The group organized auditions for more than 100 youth from the two neighborhoods, 16 of them were selected, eight from each side. The idea was simple: write and produce a comedy play based on their lives, performed by those would-be actors all over Lebanon. The project brought them together and turned them from war actors to theater actors.
Titled “Love and War on the Rooftop – A Tripolitan Tale,” the play is a story of a theater director from Tripoli who decides to do an adaptation of Shakespeare’s Romeo and Juliet, Tripoli style, starring Ali from Jabal Mohsen and Aisha from Bab al-Tabbaneh. In it, Aisha is murdered by her furious brother who discovered that she escaped with Ali to marry him despite the two families’ objection.
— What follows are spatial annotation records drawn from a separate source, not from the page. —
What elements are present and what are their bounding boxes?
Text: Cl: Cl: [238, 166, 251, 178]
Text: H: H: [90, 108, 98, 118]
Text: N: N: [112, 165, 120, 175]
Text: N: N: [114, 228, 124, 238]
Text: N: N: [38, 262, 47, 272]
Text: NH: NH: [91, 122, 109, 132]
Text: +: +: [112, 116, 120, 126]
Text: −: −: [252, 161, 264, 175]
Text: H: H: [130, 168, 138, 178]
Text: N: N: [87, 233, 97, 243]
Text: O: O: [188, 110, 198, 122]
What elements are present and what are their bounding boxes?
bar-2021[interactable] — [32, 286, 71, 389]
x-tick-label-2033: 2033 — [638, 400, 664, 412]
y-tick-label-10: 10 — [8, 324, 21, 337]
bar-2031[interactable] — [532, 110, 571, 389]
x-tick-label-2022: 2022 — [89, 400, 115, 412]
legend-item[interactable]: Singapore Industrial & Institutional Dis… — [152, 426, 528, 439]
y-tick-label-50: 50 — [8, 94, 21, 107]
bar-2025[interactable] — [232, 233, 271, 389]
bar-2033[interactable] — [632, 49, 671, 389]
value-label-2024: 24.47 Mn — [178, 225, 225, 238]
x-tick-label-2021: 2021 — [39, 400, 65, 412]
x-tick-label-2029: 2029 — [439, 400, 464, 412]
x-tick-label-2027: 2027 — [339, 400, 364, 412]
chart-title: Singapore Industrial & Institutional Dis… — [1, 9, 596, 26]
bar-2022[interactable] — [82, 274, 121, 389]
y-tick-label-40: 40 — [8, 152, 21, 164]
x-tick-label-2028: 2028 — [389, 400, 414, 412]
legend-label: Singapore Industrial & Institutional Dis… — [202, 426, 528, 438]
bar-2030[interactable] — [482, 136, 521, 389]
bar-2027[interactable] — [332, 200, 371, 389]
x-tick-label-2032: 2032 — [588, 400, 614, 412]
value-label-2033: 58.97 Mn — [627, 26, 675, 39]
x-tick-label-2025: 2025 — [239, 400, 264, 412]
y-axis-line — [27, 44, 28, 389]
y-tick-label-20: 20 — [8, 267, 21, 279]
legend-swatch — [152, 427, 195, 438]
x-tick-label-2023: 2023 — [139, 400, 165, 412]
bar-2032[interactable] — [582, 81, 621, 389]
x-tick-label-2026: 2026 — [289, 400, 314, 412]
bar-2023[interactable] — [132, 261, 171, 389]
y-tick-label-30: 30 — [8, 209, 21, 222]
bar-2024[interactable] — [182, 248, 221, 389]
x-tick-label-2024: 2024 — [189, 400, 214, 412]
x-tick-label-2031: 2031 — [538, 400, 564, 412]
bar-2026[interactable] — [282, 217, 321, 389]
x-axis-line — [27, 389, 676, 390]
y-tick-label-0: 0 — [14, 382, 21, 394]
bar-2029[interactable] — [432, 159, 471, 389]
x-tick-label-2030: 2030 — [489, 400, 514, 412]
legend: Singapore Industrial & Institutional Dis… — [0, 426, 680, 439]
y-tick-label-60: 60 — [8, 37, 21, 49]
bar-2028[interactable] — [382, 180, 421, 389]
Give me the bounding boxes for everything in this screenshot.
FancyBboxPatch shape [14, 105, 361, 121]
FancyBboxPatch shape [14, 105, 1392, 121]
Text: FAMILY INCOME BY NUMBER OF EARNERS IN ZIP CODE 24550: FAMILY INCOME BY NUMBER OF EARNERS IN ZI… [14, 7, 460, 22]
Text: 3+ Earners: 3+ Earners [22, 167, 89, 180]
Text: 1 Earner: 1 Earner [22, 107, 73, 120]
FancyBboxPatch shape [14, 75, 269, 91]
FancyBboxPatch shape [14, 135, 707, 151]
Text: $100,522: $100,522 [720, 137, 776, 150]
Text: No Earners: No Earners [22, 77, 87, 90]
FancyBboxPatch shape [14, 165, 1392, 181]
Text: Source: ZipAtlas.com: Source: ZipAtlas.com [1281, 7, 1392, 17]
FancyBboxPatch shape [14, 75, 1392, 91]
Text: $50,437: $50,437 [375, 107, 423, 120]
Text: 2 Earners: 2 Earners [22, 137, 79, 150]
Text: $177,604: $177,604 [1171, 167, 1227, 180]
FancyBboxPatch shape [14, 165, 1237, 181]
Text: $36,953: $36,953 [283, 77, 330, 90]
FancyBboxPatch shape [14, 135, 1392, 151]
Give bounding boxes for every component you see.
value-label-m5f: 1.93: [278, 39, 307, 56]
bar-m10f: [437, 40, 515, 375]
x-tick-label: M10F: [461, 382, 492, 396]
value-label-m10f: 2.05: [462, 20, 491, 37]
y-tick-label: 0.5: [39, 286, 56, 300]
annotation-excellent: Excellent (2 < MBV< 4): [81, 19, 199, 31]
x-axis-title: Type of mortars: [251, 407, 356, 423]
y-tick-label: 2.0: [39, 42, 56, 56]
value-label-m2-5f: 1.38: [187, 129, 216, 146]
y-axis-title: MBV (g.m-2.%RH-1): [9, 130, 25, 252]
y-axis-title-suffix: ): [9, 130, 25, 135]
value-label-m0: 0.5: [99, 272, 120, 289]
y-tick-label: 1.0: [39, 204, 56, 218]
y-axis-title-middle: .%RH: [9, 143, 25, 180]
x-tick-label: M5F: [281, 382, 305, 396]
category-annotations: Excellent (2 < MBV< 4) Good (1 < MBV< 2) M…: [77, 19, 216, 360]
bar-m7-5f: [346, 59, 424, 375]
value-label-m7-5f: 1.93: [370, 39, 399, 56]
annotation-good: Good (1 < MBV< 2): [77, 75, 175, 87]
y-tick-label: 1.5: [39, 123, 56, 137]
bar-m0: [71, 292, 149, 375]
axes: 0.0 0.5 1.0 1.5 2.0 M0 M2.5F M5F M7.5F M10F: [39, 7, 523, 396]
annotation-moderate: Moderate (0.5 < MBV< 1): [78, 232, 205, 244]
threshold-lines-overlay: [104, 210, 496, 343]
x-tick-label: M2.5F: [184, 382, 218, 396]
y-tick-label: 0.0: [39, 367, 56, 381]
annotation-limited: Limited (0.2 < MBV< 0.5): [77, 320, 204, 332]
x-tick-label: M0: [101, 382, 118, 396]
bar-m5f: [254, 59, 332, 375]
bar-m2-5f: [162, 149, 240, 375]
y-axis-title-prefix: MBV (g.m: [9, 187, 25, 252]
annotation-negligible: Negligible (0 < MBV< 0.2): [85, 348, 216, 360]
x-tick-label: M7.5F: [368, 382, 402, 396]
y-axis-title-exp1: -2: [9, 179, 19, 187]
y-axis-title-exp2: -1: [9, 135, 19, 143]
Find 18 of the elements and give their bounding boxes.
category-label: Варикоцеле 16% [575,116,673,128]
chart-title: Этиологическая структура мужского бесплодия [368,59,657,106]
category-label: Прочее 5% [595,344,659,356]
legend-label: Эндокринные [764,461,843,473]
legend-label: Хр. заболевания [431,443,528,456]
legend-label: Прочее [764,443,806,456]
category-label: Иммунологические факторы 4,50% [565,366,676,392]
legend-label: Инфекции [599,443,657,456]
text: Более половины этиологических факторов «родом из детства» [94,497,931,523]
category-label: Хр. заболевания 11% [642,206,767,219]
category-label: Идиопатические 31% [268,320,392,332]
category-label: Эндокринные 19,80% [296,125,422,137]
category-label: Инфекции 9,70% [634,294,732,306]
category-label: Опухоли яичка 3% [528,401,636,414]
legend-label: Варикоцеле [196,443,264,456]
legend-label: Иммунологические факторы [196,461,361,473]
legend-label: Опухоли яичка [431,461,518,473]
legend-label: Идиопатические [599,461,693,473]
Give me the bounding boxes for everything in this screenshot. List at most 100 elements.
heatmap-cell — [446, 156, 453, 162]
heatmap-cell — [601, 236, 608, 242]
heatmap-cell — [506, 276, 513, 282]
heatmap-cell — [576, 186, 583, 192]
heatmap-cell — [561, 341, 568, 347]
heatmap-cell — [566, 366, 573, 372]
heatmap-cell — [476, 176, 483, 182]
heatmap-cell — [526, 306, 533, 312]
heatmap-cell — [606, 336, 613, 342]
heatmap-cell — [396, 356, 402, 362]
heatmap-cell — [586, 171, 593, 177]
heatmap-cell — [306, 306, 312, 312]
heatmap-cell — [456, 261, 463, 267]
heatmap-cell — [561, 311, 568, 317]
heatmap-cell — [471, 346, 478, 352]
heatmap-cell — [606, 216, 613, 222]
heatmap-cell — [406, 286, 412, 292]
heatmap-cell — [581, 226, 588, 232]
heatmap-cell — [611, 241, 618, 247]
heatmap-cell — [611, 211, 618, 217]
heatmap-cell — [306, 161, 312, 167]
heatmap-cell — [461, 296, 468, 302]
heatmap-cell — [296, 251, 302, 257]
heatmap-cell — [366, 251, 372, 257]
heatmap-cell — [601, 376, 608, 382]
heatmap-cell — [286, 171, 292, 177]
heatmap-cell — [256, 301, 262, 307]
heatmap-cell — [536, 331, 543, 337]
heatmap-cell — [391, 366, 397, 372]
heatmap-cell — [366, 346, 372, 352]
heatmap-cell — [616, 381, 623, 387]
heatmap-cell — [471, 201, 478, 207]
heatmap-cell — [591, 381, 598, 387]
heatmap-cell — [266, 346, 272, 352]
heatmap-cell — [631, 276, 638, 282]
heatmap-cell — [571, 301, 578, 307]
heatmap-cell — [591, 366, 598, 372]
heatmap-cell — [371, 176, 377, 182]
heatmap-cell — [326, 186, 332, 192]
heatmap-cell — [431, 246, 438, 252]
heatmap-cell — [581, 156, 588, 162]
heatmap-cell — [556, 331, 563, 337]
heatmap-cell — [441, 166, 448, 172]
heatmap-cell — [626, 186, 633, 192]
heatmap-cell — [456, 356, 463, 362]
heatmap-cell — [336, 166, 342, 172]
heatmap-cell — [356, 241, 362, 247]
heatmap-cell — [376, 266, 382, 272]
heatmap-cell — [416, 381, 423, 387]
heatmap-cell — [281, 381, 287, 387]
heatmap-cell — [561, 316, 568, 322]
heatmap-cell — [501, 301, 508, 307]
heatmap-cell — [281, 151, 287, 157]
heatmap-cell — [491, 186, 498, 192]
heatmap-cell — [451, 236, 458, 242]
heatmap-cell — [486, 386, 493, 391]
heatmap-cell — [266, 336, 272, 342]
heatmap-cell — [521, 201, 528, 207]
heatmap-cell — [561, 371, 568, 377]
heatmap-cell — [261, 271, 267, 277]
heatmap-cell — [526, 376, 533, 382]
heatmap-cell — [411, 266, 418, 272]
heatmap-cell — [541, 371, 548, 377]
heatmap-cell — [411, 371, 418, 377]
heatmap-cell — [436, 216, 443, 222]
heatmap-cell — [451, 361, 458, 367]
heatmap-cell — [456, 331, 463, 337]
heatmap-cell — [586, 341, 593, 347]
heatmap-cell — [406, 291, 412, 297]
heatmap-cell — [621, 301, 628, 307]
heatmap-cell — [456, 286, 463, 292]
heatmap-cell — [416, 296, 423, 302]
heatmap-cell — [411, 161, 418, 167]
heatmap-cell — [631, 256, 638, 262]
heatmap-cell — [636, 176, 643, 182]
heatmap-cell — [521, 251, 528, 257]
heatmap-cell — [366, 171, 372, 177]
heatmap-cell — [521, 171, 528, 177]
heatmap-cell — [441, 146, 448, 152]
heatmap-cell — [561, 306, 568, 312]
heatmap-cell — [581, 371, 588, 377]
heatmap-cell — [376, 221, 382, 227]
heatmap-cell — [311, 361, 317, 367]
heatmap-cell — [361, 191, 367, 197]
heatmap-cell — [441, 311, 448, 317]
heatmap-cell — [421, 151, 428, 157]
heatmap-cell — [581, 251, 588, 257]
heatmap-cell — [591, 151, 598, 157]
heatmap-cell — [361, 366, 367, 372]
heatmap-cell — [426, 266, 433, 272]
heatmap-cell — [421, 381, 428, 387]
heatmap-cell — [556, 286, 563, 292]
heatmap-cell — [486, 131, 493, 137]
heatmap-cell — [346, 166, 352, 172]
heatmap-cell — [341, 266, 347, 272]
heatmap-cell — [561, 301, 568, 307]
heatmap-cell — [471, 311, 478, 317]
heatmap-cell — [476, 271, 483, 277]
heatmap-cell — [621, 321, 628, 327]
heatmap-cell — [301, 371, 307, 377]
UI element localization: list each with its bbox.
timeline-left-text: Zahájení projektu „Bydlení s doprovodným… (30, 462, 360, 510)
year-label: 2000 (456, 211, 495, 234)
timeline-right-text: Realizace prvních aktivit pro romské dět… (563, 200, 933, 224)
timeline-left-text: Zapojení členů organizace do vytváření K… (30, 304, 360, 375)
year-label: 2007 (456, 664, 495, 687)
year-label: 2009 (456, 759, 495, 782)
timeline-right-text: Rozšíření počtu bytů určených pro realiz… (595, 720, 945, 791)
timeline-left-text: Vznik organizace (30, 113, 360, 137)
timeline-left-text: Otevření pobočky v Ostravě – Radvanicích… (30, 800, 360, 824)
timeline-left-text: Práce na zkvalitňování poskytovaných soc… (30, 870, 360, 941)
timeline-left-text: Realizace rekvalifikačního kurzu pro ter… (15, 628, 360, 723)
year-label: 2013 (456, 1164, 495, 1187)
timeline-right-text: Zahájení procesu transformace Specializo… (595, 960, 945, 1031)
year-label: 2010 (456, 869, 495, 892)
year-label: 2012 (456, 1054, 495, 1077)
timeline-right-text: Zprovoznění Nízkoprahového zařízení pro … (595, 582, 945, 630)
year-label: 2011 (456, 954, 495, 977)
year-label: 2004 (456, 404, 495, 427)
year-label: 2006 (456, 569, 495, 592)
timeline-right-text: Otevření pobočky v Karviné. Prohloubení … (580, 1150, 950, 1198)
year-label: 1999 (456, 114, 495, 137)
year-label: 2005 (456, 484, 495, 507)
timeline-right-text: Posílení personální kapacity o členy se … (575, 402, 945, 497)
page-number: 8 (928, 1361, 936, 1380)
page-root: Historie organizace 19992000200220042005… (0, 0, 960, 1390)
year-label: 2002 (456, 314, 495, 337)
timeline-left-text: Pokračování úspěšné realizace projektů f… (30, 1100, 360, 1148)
Identifying issues to achieve conflict resolution
The project sheds light on the many issues surrounding conflict, beginning with the different reasons behind it and ending with finding a sustainable resolution that eventually led to peace.
“Let us not underestimate the ease with which ordinary people can be turned into [religious] extremists when they live in conditions of injustice, deprivation, drug abuse and hopelessness,” said Lea Baroudi, co-founder of March at a recent screening of a documentary on the project, held at the World Bank headquarters in Washington DC.
“This is where civil society and the international community at large had the beauty to act, and to act now,” she said. Acting now, she added, includes “creating sustainable jobs for them, pushing them to learn, providing them with social and cultural areas, fighting drug abuse and most importantly giving them a voice, listening to them and guaranteeing their basic rights and treating them like equal citizens.”
To act, we need to look beyond the issue of employment, said Alexandre Marc, the Chief Specialist for Fragility, Conflict and Violence of the World Bank. Employment, he added, is very important but what is “really interesting is when we see very deep programs like this one that deal with these problems that are not really about employment. They are actually about getting a meaning for those people; getting them there.”
We have to take a step back from employment and look more broadly as the project did by asking what sort of issues youth have, he added.
Marc also stressed on the fact that youth is a part of a community. “What you need to do much more effectively is actually to deal with the community.” He said what he found powerful with the program is that it tackled the problems of the community by targeting the community itself, and working with it to solve the issues in the way of the youth.
“It is much more effective to target the community than actually target youth individually,” Marc said.